Eine zweite Programmlinie legt seit 2019 einen besonderen Fokus auf digitale Lehr- und Lernformate. Hier arbeitet der Stifterverband mit dem Ministerium für Kultur und Wissenschaft in NRW (rund 40 Fellowships pro Jahr) und dem Thüringer Wirtschaftsministerium zusammen (sieben Fellowships).

Studierende beim Experimentieren (Illustration: Irene Sackmann)
Studierende beim Experimentieren (Illustration: Irene Sackmann)

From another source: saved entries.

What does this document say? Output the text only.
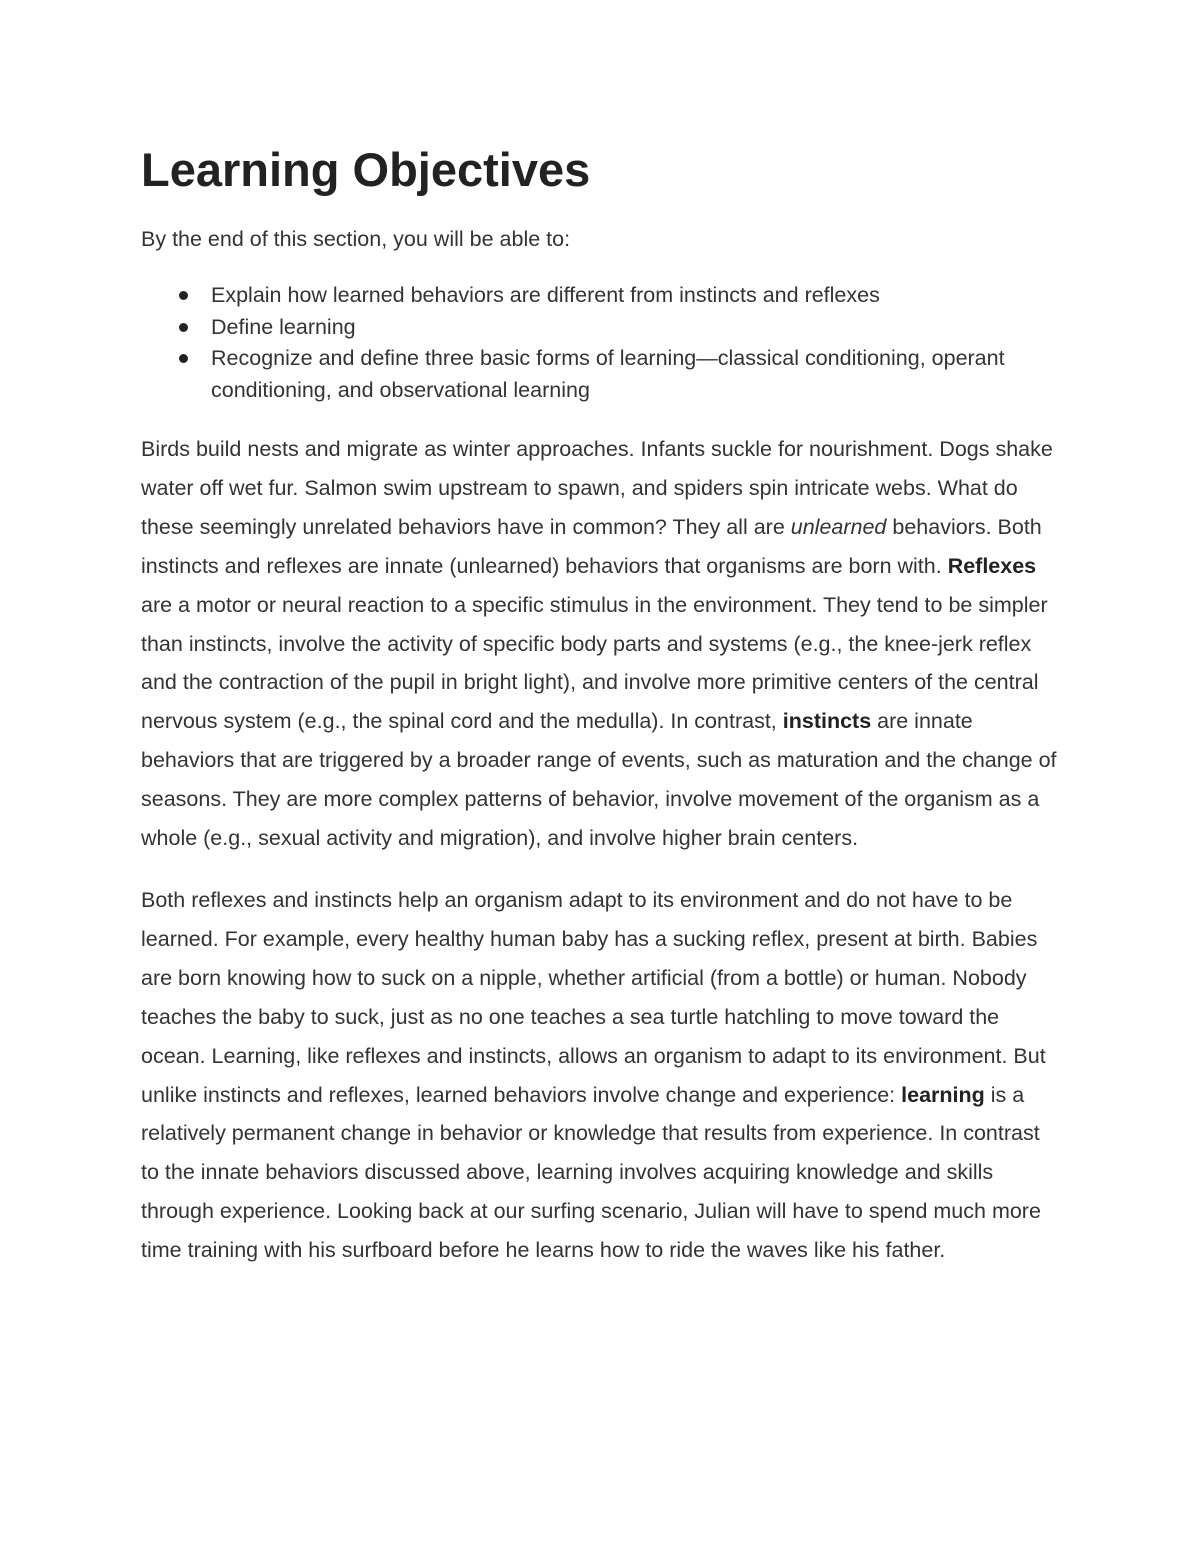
Learning Objectives

By the end of this section, you will be able to:

Explain how learned behaviors are different from instincts and reflexes
Define learning
Recognize and define three basic forms of learning—classical conditioning, operant conditioning, and observational learning

Birds build nests and migrate as winter approaches. Infants suckle for nourishment. Dogs shake water off wet fur. Salmon swim upstream to spawn, and spiders spin intricate webs. What do these seemingly unrelated behaviors have in common? They all are unlearned behaviors. Both instincts and reflexes are innate (unlearned) behaviors that organisms are born with. Reflexes are a motor or neural reaction to a specific stimulus in the environment. They tend to be simpler than instincts, involve the activity of specific body parts and systems (e.g., the knee-jerk reflex and the contraction of the pupil in bright light), and involve more primitive centers of the central nervous system (e.g., the spinal cord and the medulla). In contrast, instincts are innate behaviors that are triggered by a broader range of events, such as maturation and the change of seasons. They are more complex patterns of behavior, involve movement of the organism as a whole (e.g., sexual activity and migration), and involve higher brain centers.

Both reflexes and instincts help an organism adapt to its environment and do not have to be learned. For example, every healthy human baby has a sucking reflex, present at birth. Babies are born knowing how to suck on a nipple, whether artificial (from a bottle) or human. Nobody teaches the baby to suck, just as no one teaches a sea turtle hatchling to move toward the ocean. Learning, like reflexes and instincts, allows an organism to adapt to its environment. But unlike instincts and reflexes, learned behaviors involve change and experience: learning is a relatively permanent change in behavior or knowledge that results from experience. In contrast to the innate behaviors discussed above, learning involves acquiring knowledge and skills through experience. Looking back at our surfing scenario, Julian will have to spend much more time training with his surfboard before he learns how to ride the waves like his father.
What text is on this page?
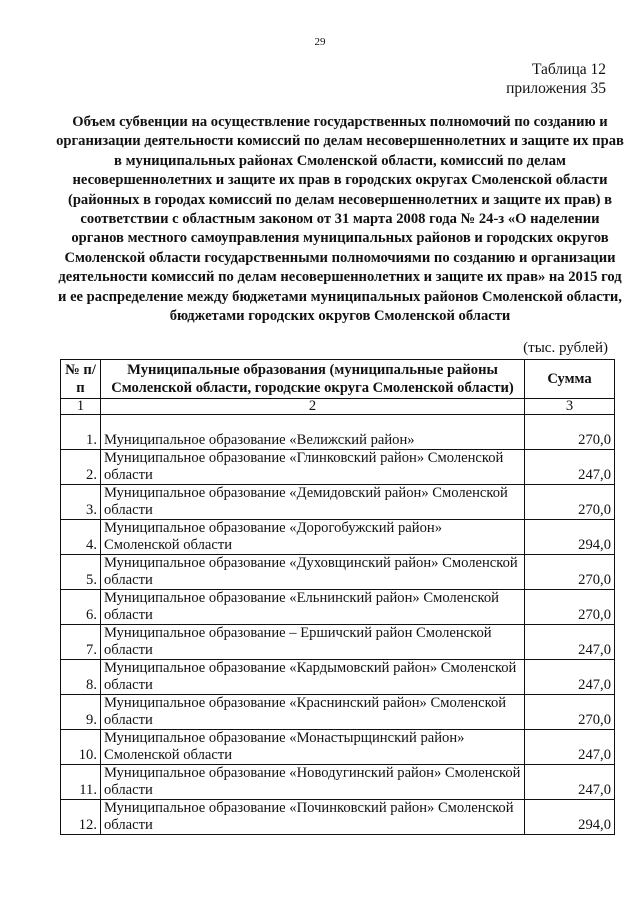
29
Таблица 12
приложения 35
Объем субвенции на осуществление государственных полномочий по созданию и организации деятельности комиссий по делам несовершеннолетних и защите их прав в муниципальных районах Смоленской области, комиссий по делам несовершеннолетних и защите их прав в городских округах Смоленской области (районных в городах комиссий по делам несовершеннолетних и защите их прав) в соответствии с областным законом от 31 марта 2008 года № 24-з «О наделении органов местного самоуправления муниципальных районов и городских округов Смоленской области государственными полномочиями по созданию и организации деятельности комиссий по делам несовершеннолетних и защите их прав» на 2015 год и ее распределение между бюджетами муниципальных районов Смоленской области, бюджетами городских округов Смоленской области
(тыс. рублей)
№ п/п	Муниципальные образования (муниципальные районы Смоленской области, городские округа Смоленской области)	Сумма
1	2	3
1.	Муниципальное образование «Велижский район»	270,0
2.	Муниципальное образование «Глинковский район» Смоленской области	247,0
3.	Муниципальное образование «Демидовский район» Смоленской области	270,0
4.	Муниципальное образование «Дорогобужский район» Смоленской области	294,0
5.	Муниципальное образование «Духовщинский район» Смоленской области	270,0
6.	Муниципальное образование «Ельнинский район» Смоленской области	270,0
7.	Муниципальное образование – Ершичский район Смоленской области	247,0
8.	Муниципальное образование «Кардымовский район» Смоленской области	247,0
9.	Муниципальное образование «Краснинский район» Смоленской области	270,0
10.	Муниципальное образование «Монастырщинский район» Смоленской области	247,0
11.	Муниципальное образование «Новодугинский район» Смоленской области	247,0
12.	Муниципальное образование «Починковский район» Смоленской области	294,0
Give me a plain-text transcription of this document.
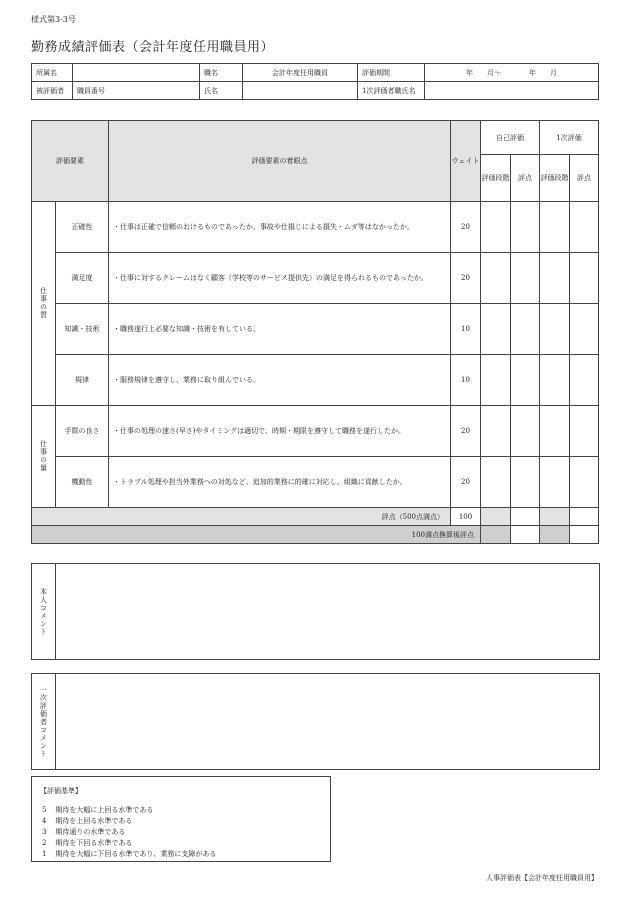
様式第3-3号
勤務成績評価表（会計年度任用職員用）
所属名		職名	会計年度任用職員	評価期間	年　　月～　　　　年　　月
被評価者	職員番号	氏名		1次評価者職氏名	
評価要素		評価要素の着眼点	ウェイト	自己評価		1次評価	
				評価段階	評点	評価段階	評点
仕事の質	正確性	・仕事は正確で信頼のおけるものであったか、事故や仕損じによる損失・ムダ等はなかったか。	20				
	満足度	・仕事に対するクレームはなく顧客（学校等のサービス提供先）の満足を得られるものであったか。	20				
	知識・技術	・職務遂行上必要な知識・技術を有している。	10				
	規律	・服務規律を遵守し、業務に取り組んでいる。	10				
仕事の量	手際の良さ	・仕事の処理の速さ(早さ)やタイミングは適切で、時期・期限を遵守して職務を遂行したか。	20				
	機動性	・トラブル処理や担当外業務への対処など、追加的業務に的確に対応し、組織に貢献したか。	20				
評点（500点満点）			100				
100満点換算後評点							
本人コメント
一次評価者コメント
【評価基準】
5 期待を大幅に上回る水準である
4 期待を上回る水準である
3 期待通りの水準である
2 期待を下回る水準である
1 期待を大幅に下回る水準であり、業務に支障がある
人事評価表【会計年度任用職員用】
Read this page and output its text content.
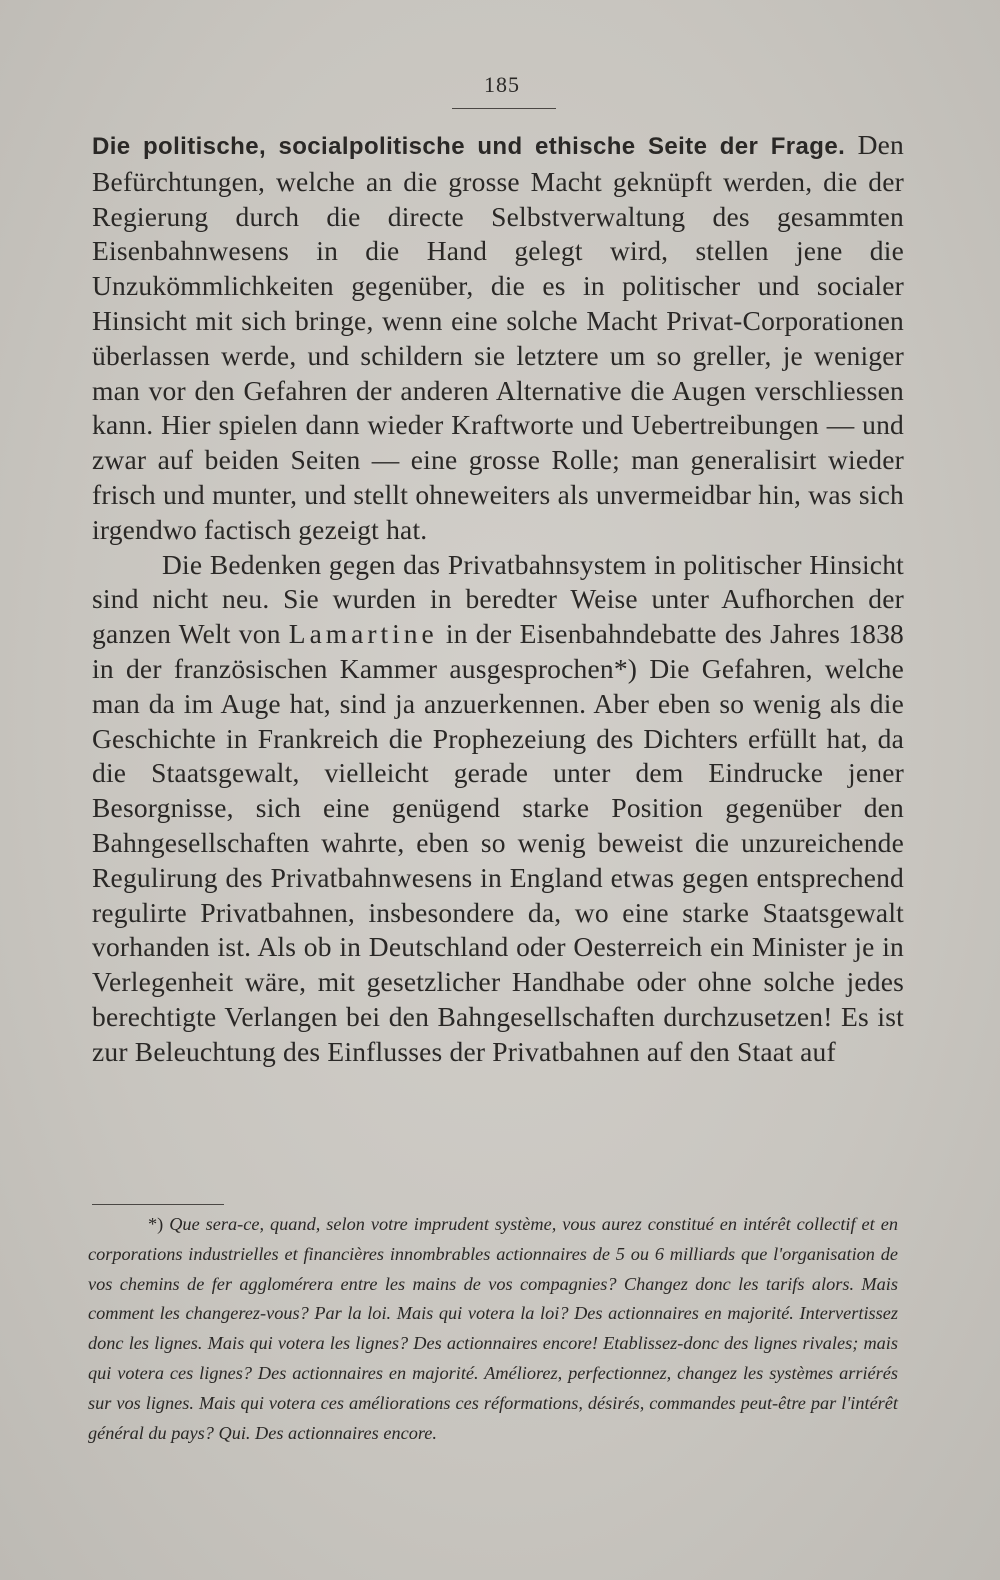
185

Die politische, socialpolitische und ethische Seite der Frage. Den Befürchtungen, welche an die grosse Macht geknüpft werden, die der Regierung durch die directe Selbstverwaltung des gesammten Eisenbahnwesens in die Hand gelegt wird, stellen jene die Unzukömmlichkeiten gegenüber, die es in politischer und socialer Hinsicht mit sich bringe, wenn eine solche Macht Privat-Corporationen überlassen werde, und schildern sie letztere um so greller, je weniger man vor den Gefahren der anderen Alternative die Augen verschliessen kann. Hier spielen dann wieder Kraftworte und Uebertreibungen — und zwar auf beiden Seiten — eine grosse Rolle; man generalisirt wieder frisch und munter, und stellt ohneweiters als unvermeidbar hin, was sich irgendwo factisch gezeigt hat.

Die Bedenken gegen das Privatbahnsystem in politischer Hinsicht sind nicht neu. Sie wurden in beredter Weise unter Aufhorchen der ganzen Welt von Lamartine in der Eisenbahndebatte des Jahres 1838 in der französischen Kammer ausgesprochen*) Die Gefahren, welche man da im Auge hat, sind ja anzuerkennen. Aber eben so wenig als die Geschichte in Frankreich die Prophezeiung des Dichters erfüllt hat, da die Staatsgewalt, vielleicht gerade unter dem Eindrucke jener Besorgnisse, sich eine genügend starke Position gegenüber den Bahngesellschaften wahrte, eben so wenig beweist die unzureichende Regulirung des Privatbahnwesens in England etwas gegen entsprechend regulirte Privatbahnen, insbesondere da, wo eine starke Staatsgewalt vorhanden ist. Als ob in Deutschland oder Oesterreich ein Minister je in Verlegenheit wäre, mit gesetzlicher Handhabe oder ohne solche jedes berechtigte Verlangen bei den Bahngesellschaften durchzusetzen! Es ist zur Beleuchtung des Einflusses der Privatbahnen auf den Staat auf

*) Que sera-ce, quand, selon votre imprudent système, vous aurez constitué en intérêt collectif et en corporations industrielles et financières innombrables actionnaires de 5 ou 6 milliards que l'organisation de vos chemins de fer agglomérera entre les mains de vos compagnies? Changez donc les tarifs alors. Mais comment les changerez-vous? Par la loi. Mais qui votera la loi? Des actionnaires en majorité. Intervertissez donc les lignes. Mais qui votera les lignes? Des actionnaires encore! Etablissez-donc des lignes rivales; mais qui votera ces lignes? Des actionnaires en majorité. Améliorez, perfectionnez, changez les systèmes arriérés sur vos lignes. Mais qui votera ces améliorations ces réformations, désirés, commandes peut-être par l'intérêt général du pays? Qui. Des actionnaires encore.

Dass diese Erfahrung ein Schlüsselerlebnis für ihre eigenen Lehrveranstaltungen war, glaubt man ihr sofort, wenn Alemani mit spürbarer Freude davon berichtet, wie Studierende aus dem vierten Semester eine eigene Idee umsetzen und mit einer Colaflasche, Wasser sowie einer Fahrradpumpe eine Rakete zusammenbauen und physikalische Größen während des Fluges mithilfe eines Mikrocontrollers messen. Oder wie sie auf dem Gebiet der Optik lernen, ein optisches Spektrometer zu bauen, um Fanta von Orangina zu unterscheiden. 

Der Mensch ist ein spielfreudiges Wesen und Experimente wie diese verknüpfen den Spieltrieb mit einem konkreten Nutzen – Skills, die es später auch für die Forschung braucht: Was bedeutet Messen? Wie dokumentiere ich korrekt meine Experimente, wie führe ich ein Laborbuch? Und wie kommuniziere ich mit anderen über meine Experimente und Ergebnisse? Wie schreibt man einen Forschungsantrag und wie plant man ein Projekt? Im Praktikum lernen die Studierenden dies.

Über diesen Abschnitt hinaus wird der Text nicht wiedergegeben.